FOR BETTER HEALTH:Collector S. Natarajan at the Food Safety Workshop organised at Ramanathapuram Collectorate on Tuesday. District Designated Officer M. Jagadish Chandra Bose is seen.
Officials demonstrate how food items are adulterated
The district wing of Tamil Nadu Food Safety and Drug Administration Department organised a training-cum-workshop to enhance awareness of food safety from manufacturing to distribution to storage to consumer points among stakeholders.
Inaugurating the one-day programme held at the Collectorate here on Tuesday, Collector S. Natarajan said that the event aimed at sensitising food manufacturers, distributors and stockists to the need for providing safe, unadulterated and quality food to the consumers.
He said that after the Food Safety and Standards Act, 2006 came into force in August 2011 throughout the country, repealing the Prevention of Food Adulteration Act, 1954, the State government set up Tamil Nadu Food Safety and Drug Administration Department and implemented the new Act, making it mandatory for the food business operators to obtain licence.
To ensure food safety and standards of food items, food laboratories had been set up across the State, he said, and appealed to the manufacturers, hoteliers and traders to ensure that the consumers got safe and quality food items.

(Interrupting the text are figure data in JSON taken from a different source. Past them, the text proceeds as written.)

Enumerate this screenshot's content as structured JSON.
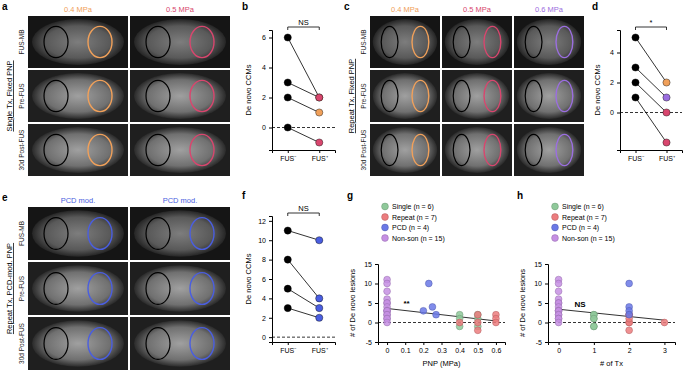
{
  "image_panels": [
    {
      "label": "a",
      "row_title": "Single Tx, Fixed PNP",
      "rows": [
        "FUS-MB",
        "Pre-FUS",
        "30d Post-FUS"
      ],
      "columns": [
        {
          "text": "0.4 MPa",
          "color": "#f0a05a"
        },
        {
          "text": "0.5 MPa",
          "color": "#d8466e"
        }
      ]
    },
    {
      "label": "c",
      "row_title": "Repeat Tx, Fixed PNP",
      "rows": [
        "FUS-MB",
        "Pre-FUS",
        "30d Post-FUS"
      ],
      "columns": [
        {
          "text": "0.4 MPa",
          "color": "#f0a05a"
        },
        {
          "text": "0.5 MPa",
          "color": "#d8466e"
        },
        {
          "text": "0.6 MPa",
          "color": "#9b6ee0"
        }
      ]
    },
    {
      "label": "e",
      "row_title": "Repeat Tx, PCD-mod. PNP",
      "rows": [
        "FUS-MB",
        "Pre-FUS",
        "30d Post-FUS"
      ],
      "columns": [
        {
          "text": "PCD mod.",
          "color": "#4a5ee0"
        },
        {
          "text": "PCD mod.",
          "color": "#4a5ee0"
        }
      ]
    }
  ],
  "chart_data": [
    {
      "panel": "b",
      "type": "paired",
      "y_label": "De novo CCMs",
      "categories": [
        "FUS⁻",
        "FUS⁺"
      ],
      "ylim": [
        -1.5,
        6.5
      ],
      "yticks": [
        0,
        2,
        4,
        6
      ],
      "baseline": 0,
      "annotation": "NS",
      "pairs": [
        {
          "values": [
            6,
            2
          ],
          "colors": [
            "#000000",
            "#f0a05a"
          ]
        },
        {
          "values": [
            3,
            2
          ],
          "colors": [
            "#000000",
            "#d8466e"
          ]
        },
        {
          "values": [
            2,
            1
          ],
          "colors": [
            "#000000",
            "#f0a05a"
          ]
        },
        {
          "values": [
            0,
            -1
          ],
          "colors": [
            "#000000",
            "#d8466e"
          ]
        }
      ]
    },
    {
      "panel": "d",
      "type": "paired",
      "y_label": "De novo CCMs",
      "categories": [
        "FUS⁻",
        "FUS⁺"
      ],
      "ylim": [
        -2.5,
        5.5
      ],
      "yticks": [
        0,
        2,
        4
      ],
      "baseline": 0,
      "annotation": "*",
      "pairs": [
        {
          "values": [
            5,
            2
          ],
          "colors": [
            "#000000",
            "#f0a05a"
          ]
        },
        {
          "values": [
            3,
            1
          ],
          "colors": [
            "#000000",
            "#9b6ee0"
          ]
        },
        {
          "values": [
            2,
            0
          ],
          "colors": [
            "#000000",
            "#d8466e"
          ]
        },
        {
          "values": [
            1,
            -2
          ],
          "colors": [
            "#000000",
            "#d8466e"
          ]
        }
      ]
    },
    {
      "panel": "f",
      "type": "paired",
      "y_label": "De novo CCMs",
      "categories": [
        "FUS⁻",
        "FUS⁺"
      ],
      "ylim": [
        -0.5,
        12.5
      ],
      "yticks": [
        0,
        2,
        4,
        6,
        8,
        10,
        12
      ],
      "baseline": 0,
      "annotation": "NS",
      "pairs": [
        {
          "values": [
            11,
            10
          ],
          "colors": [
            "#000000",
            "#4a5ee0"
          ]
        },
        {
          "values": [
            8,
            4
          ],
          "colors": [
            "#000000",
            "#4a5ee0"
          ]
        },
        {
          "values": [
            5,
            3
          ],
          "colors": [
            "#000000",
            "#4a5ee0"
          ]
        },
        {
          "values": [
            3,
            2
          ],
          "colors": [
            "#000000",
            "#4a5ee0"
          ]
        }
      ]
    },
    {
      "panel": "g",
      "type": "scatter",
      "x_label": "PNP (MPa)",
      "y_label": "# of De novo lesions",
      "xlim": [
        -0.05,
        0.65
      ],
      "xticks": [
        0,
        0.1,
        0.2,
        0.3,
        0.4,
        0.5,
        0.6
      ],
      "ylim": [
        -5,
        15
      ],
      "yticks": [
        -5,
        0,
        5,
        10,
        15
      ],
      "baseline": 0,
      "annotation": "**",
      "legend": "upper left",
      "series": [
        {
          "name": "Single (n = 6)",
          "color": "#8fc99a",
          "x": [
            0.4,
            0.4,
            0.4,
            0.5,
            0.5,
            0.5
          ],
          "values": [
            2,
            1,
            -1,
            2,
            1,
            -1
          ]
        },
        {
          "name": "Repeat (n = 7)",
          "color": "#ec7c7e",
          "x": [
            0.4,
            0.5,
            0.5,
            0.5,
            0.6,
            0.6,
            0.6
          ],
          "values": [
            0,
            2,
            0,
            -2,
            2,
            1,
            0
          ]
        },
        {
          "name": "PCD (n = 4)",
          "color": "#6a78e6",
          "x": [
            0.23,
            0.25,
            0.2,
            0.27
          ],
          "values": [
            10,
            4,
            3,
            2
          ]
        },
        {
          "name": "Non-son (n = 15)",
          "color": "#c58fe3",
          "x": [
            0,
            0,
            0,
            0,
            0,
            0,
            0,
            0,
            0,
            0,
            0,
            0,
            0,
            0,
            0
          ],
          "values": [
            11,
            10,
            8,
            6,
            5,
            5,
            4,
            3,
            3,
            3,
            2,
            2,
            1,
            1,
            0
          ]
        },
        {
          "type": "line",
          "color": "#333333",
          "x": [
            0,
            0.6
          ],
          "values": [
            3.6,
            0.4
          ]
        }
      ]
    },
    {
      "panel": "h",
      "type": "scatter",
      "x_label": "# of Tx",
      "y_label": "# of De novo lesions",
      "xlim": [
        -0.3,
        3.3
      ],
      "xticks": [
        0,
        1,
        2,
        3
      ],
      "ylim": [
        -5,
        15
      ],
      "yticks": [
        -5,
        0,
        5,
        10,
        15
      ],
      "baseline": 0,
      "annotation": "NS",
      "legend": "upper left",
      "series": [
        {
          "name": "Single (n = 6)",
          "color": "#8fc99a",
          "x": [
            1,
            1,
            1,
            1,
            1,
            1
          ],
          "values": [
            2,
            1,
            -1,
            2,
            1,
            -1
          ]
        },
        {
          "name": "Repeat (n = 7)",
          "color": "#ec7c7e",
          "x": [
            2,
            2,
            2,
            2,
            2,
            2,
            3
          ],
          "values": [
            0,
            2,
            0,
            -2,
            2,
            1,
            0
          ]
        },
        {
          "name": "PCD (n = 4)",
          "color": "#6a78e6",
          "x": [
            2,
            2,
            2,
            2
          ],
          "values": [
            10,
            4,
            3,
            2
          ]
        },
        {
          "name": "Non-son (n = 15)",
          "color": "#c58fe3",
          "x": [
            0,
            0,
            0,
            0,
            0,
            0,
            0,
            0,
            0,
            0,
            0,
            0,
            0,
            0,
            0
          ],
          "values": [
            11,
            10,
            8,
            6,
            5,
            5,
            4,
            3,
            3,
            3,
            2,
            2,
            1,
            1,
            0
          ]
        },
        {
          "type": "line",
          "color": "#333333",
          "x": [
            0,
            3
          ],
          "values": [
            3.4,
            0.6
          ]
        }
      ]
    }
  ]
}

M. Jagadish Chandra Bose, District Designated Officer, Food Safety Wing, in his address, detailed the provisions of the Act and dwelt upon the duties and responsibilities of the food business operators to provide safe and quality food items and prevent spread of food-borne diseases.
He exhorted the food business operators to adopt good manufacturing practices and advised the representatives of trade bodies and chambers of commerce to play the role of watchdog in the larger interest of consumers.
The workshop was an eye-opener to the consumers as the officials demonstrated how various food items such as pepper, ‘vadagam’, candies and cakes were subjected to colouring and adulteration. “I have decided to avoid drinking tea after seeing the demonstration of how tea dust was coloured and adulterated,” S. Ramesh, a consumer, said.
A cross section of the consumers who attended the workshop said that it was unbelievable that even fruits such as watermelon and pomegranates were coloured with artificial substances, adopting injection method.